# Building a Data-Driven Workflow for a Municipal Transit Planner

A municipal transit planner spends less time drawing lines on maps than most people assume. The real work is reconciling service goals, vehicle availability, labor rules, street constraints, ridership patterns, and political commitments into schedules that can actually be operated. A good planning workflow treats every route change as a testable hypothesis, not just a cartographic edit.

## Start With Operational Data

The practical baseline is usually GTFS, automatic vehicle location data, passenger counts, and stop-level dwell observations. GTFS tells us what the agency intended to operate, while AVL and APC data show what riders and operators actually experienced. Comparing scheduled travel time against observed travel time by segment is often the fastest way to find where reliability is being lost.

## Model Service Changes Explicitly

For each proposed change, the planner should define the assumptions in a versioned configuration file. This keeps scenario work reproducible and makes it easier to explain why one proposal requires more buses than another.

```yaml
scenario: "route_12_peak_frequency"
route_id: "12"
headway_minutes:
  weekday_peak: 10
  weekday_base: 20
layover_percent: 12
minimum_recovery_minutes: 6
fleet_buffer_percent: 8
```

## Validate Against Real Constraints

The model needs to account for cycle time, recovery time, pull-in and pull-out time, operator relief points, and terminal capacity.
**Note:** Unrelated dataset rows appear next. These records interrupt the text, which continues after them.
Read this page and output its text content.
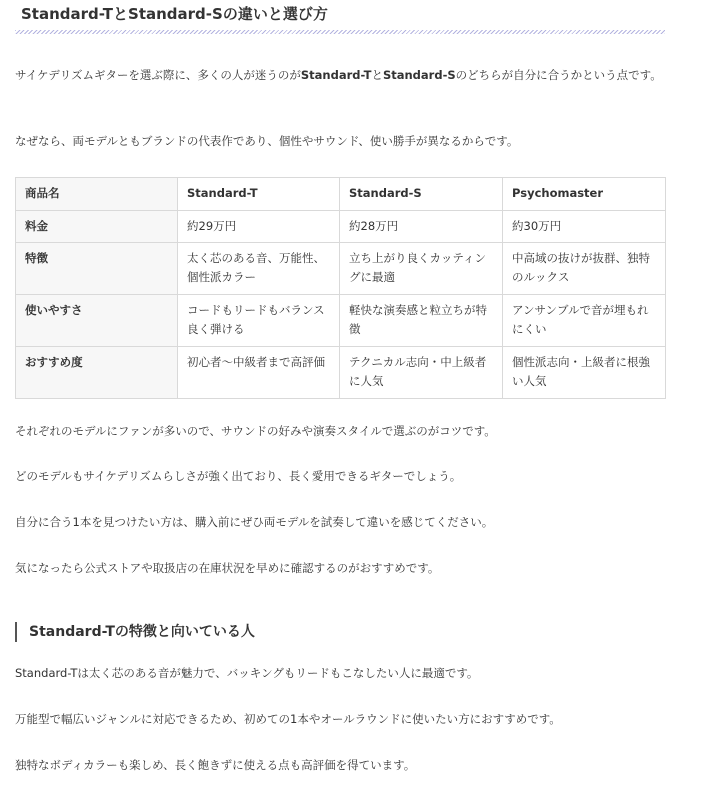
Standard-TとStandard-Sの違いと選び方

サイケデリズムギターを選ぶ際に、多くの人が迷うのがStandard-TとStandard-Sのどちらが自分に合うかという点です。

なぜなら、両モデルともブランドの代表作であり、個性やサウンド、使い勝手が異なるからです。

商品名	Standard-T	Standard-S	Psychomaster
料金	約29万円	約28万円	約30万円
特徴	太く芯のある音、万能性、個性派カラー	立ち上がり良くカッティングに最適	中高域の抜けが抜群、独特のルックス
使いやすさ	コードもリードもバランス良く弾ける	軽快な演奏感と粒立ちが特徴	アンサンブルで音が埋もれにくい
おすすめ度	初心者〜中級者まで高評価	テクニカル志向・中上級者に人気	個性派志向・上級者に根強い人気

それぞれのモデルにファンが多いので、サウンドの好みや演奏スタイルで選ぶのがコツです。

どのモデルもサイケデリズムらしさが強く出ており、長く愛用できるギターでしょう。

自分に合う1本を見つけたい方は、購入前にぜひ両モデルを試奏して違いを感じてください。

気になったら公式ストアや取扱店の在庫状況を早めに確認するのがおすすめです。

Standard-Tの特徴と向いている人

Standard-Tは太く芯のある音が魅力で、バッキングもリードもこなしたい人に最適です。

万能型で幅広いジャンルに対応できるため、初めての1本やオールラウンドに使いたい方におすすめです。

独特なボディカラーも楽しめ、長く飽きずに使える点も高評価を得ています。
A frequency improvement that looks affordable in a spreadsheet can fail if the terminal only has space for two buses or if the proposed layover location conflicts with curb regulations. This is where transit planning becomes an engineering problem as much as a policy problem.

## Communicate Tradeoffs Clearly

The final output should not just be a map. Decision-makers need to see frequency, span, fleet requirement, operating cost, expected passenger impact, and reliability risk side by side. A municipal transit planner earns trust by showing the tradeoffs plainly: more coverage may mean less frequency, faster trips may mean longer walks, and better reliability often requires service hours that are invisible to riders but essential to operations.